Penilaian Cacat Penyakit Akibat Kerja

Cara penilaian dan segala sesuatu pengertian atau definisi yang dipergunakan wajib berdasarkan ketentuan pelaksanaan Undang-Undang Nomor 3 Tahun 1992 tentang Jaminan Sosial Tenaga Kerja (UU Jamsostek). Sebagaimana berlaku untuk kecelakaan kerja, maka cacat karena penyakit akibat kerja adalah keadaan hilang atau berkurangnya fungsi anggota badan karena kecelakaan kerja atau penyakit akibat kerja yang secara langsung atau tidak langsung mengakibatkan hilang atau berkurangnya kemampuan untuk menjalankan pekerjaan. Sebagaimana ketentuan perundang-undangan yang berlaku, penyakit akibat kerja adalah penyakit yang disebabkan oleh pekerjaan atau lingkungan kerja. Untuk penyelenggaran Jamsostek, penyakit ini termasuk dalam kecelakaan kerja (UU Jamsostek). Tidak semua atau hanya sebagian penyakit akibat kerja menyebabkan cacat. Oleh karena penyebabnya penyakit akibat kerja, maka cacat karena penyakit akibat kerja hanya ada bila ada penyakit akibat kerja yang menjadi penyebabnya. Dengan kata lain, cacat penyakit akibat kerja wajib disertai adanya diagnosa penyakit akibat kerja. Dua jenis kecacatan adalah cacat anantomis (keadaan hilang anggota badan) dan cacat fungsi (keadaan berkurangnya fungsi anggota badan). Anggota badan adalah bagian/organ tubuh seperti tangan, kaki, hidung, telinga, mata, alat kelamin, paru, jantung, usus, otak, dsbnya.

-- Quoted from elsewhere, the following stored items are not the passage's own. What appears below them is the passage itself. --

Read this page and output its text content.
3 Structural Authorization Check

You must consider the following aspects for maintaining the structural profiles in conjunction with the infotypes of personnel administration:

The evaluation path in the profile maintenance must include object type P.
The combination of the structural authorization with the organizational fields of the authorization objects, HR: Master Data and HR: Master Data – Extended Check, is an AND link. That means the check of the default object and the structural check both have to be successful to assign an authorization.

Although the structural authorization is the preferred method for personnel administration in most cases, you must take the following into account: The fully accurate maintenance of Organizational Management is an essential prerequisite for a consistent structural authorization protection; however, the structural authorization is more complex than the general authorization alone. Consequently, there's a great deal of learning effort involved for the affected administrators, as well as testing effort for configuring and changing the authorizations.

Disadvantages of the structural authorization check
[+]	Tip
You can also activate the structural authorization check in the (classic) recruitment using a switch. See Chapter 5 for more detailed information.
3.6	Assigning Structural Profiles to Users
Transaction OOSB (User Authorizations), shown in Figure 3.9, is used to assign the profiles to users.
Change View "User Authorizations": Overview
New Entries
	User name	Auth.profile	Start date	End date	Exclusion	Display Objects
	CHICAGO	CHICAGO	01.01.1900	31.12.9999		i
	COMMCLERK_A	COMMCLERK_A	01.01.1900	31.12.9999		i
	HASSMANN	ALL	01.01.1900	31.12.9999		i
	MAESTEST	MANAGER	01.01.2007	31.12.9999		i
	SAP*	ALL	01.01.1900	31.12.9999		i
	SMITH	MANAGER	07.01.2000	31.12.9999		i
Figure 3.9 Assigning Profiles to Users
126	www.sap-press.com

Baik cacat anatomis maupun cacat fungsi secara langsung atau tidak langsung mengakibatkan hilang atau berkurangnya kemampuan untuk menjalankan pekerjaan. Menurut derajat kecacatan, dibedakan cacat tetap sebagian (cacat sebagian untuk selamalamanya) dan cacat tetap total (cacat total untuk selama-lamanya). Yang disebut terdahulu adalah cacat yang keadaannya menetap untuk selama-lamanya yang secara langsung atau tidak langsung mengaki-batkan berkurangnya kemampuan untuk menjalankan pekerjaan. Adapun yang disebut terakhir adalah cacat yang keadaannya menetap untuk selama-lamanya yang secara langsung atau tidak langsung dapat mengakibatkan hilangnya secara total kemampuan untuk menjalankan pekerjaan. Cacat karena penyakit akibat kerja dapat merupakan cacat anatomis dan atau cacat fungsi yang secara langsung atau tidak langsung mengakibatkan berkurangnya atau hilangnya secara total kemampuan untuk menjalankan pekerjaan.